A bitter pill to swallow indeed. And parallel to that is a glorious history of resistance and a long list of those who refused those choices. That’s important to remember as well.
But the biggest affirmation of the above, the surprising revelation of how these forces have always been working at the core of our being like a tapeworm unseen inside of us eating away at our sense of decency, justice and ability to care for each other, comes from a visiting Englishmen visiting as long ago as 1844. His name was Charles Dickens and here is his extraordinary passage from his novel Martin Chuzzlewit:
“It was rather barren of interest, to say the truth; and the greater part of it may be summed up in one word. Dollars. All their cares, hopes, joys, affections, virtues, and associations, seemed to be melted down into dollars. Whatever the chance contributions that fell into the slow cauldron of their talk, they made the gruel thick and slab with dollars. Men were weighed by their dollars, measures gauged by their dollars; life was auctioneered, appraised, put up, and knocked down for its dollars. The next respectable thing to dollars was any venture having their attainment for its end. The more of that worthless ballast, honour and fair-dealing, which any man cast overboard from the ship of his Good Name and Good Intent, the more ample stowage-room he had for dollars. Make commerce one huge lie and mighty theft. Deface the banner of the nation for an idle rag; pollute it star by star; and cut out stripe by stripe as from the arm of a degraded soldier. Do anything for dollars!” Martin Chuzzlewit: 1844
And indeed, that is what we have done and continue to do. It’s no secret that Musk, Bezos and their cronies are pulling the strings of the politicians and have been for a long time. So let’s find a name for this unchecked greed, this profit over people, this “do anything for dollars” sickness that is eating away at both our souls and our social systems.

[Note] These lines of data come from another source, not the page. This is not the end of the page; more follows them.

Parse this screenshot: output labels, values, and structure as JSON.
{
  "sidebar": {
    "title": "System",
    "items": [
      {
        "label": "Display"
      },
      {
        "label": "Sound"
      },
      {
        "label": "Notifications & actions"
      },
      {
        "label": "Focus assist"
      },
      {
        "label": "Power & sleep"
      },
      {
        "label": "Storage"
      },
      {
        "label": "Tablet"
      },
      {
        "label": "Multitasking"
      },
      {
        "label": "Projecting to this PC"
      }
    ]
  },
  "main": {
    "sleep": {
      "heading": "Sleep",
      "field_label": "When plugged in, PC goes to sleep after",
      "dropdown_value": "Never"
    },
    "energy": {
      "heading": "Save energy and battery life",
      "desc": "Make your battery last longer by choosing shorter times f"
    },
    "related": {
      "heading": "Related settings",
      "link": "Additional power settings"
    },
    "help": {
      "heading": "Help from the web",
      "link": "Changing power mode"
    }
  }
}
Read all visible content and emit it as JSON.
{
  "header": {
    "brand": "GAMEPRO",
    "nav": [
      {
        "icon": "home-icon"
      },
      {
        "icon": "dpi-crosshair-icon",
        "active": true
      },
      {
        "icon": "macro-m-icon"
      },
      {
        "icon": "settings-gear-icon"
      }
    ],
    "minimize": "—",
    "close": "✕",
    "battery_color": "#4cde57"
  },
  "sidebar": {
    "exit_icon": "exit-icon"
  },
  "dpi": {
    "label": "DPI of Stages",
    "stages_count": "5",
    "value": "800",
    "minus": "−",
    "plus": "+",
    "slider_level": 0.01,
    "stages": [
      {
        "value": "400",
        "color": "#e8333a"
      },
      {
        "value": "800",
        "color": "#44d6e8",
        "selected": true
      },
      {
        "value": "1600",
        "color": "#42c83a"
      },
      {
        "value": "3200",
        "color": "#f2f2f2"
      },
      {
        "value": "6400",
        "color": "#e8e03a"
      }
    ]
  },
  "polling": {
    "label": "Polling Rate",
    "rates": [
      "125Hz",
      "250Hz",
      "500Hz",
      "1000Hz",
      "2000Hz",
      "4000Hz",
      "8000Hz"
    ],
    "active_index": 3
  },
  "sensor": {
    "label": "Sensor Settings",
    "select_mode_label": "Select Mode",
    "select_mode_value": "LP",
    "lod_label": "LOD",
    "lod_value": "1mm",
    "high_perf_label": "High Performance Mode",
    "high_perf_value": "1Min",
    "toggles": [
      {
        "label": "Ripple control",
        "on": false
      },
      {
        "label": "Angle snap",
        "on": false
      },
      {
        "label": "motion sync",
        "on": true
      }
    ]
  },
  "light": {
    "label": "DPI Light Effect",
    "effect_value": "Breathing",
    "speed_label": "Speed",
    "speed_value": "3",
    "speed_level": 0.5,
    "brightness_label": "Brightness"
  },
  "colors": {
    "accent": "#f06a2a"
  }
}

And as a teacher, I always suggest beginning with the children. Teach them that it should be a crime to be a billionaire, hoarding an unfair share of resources and if someone is, at least they should pay an enormous amount of taxes (50%? 75%) to give back to the common good. To recognize when “follow the money” is at play in every dubious decision. (It almost always is.)
My tiny little whisper in the roar of unchecked capitalism and greed? Changing the words to the song I’ve always sung to the children Que SerĂ¡. Instead of the child asking, “Will I be pretty? Will I be rich?”, already chasing after the wrong dreams, my new version is simply:
“Will I be caring? Will I be kind?”
I hope they will. I hope we all will.
PS As for the title, I used “Matters” as a noun. But as a verb it also has its place. Ask anyone suffering from the lack of sufficient funds to buy food, pay rent, afford health care and it’s obvious it matters indeed. But as the Irish say, “After a full belly, it’s all poetry.”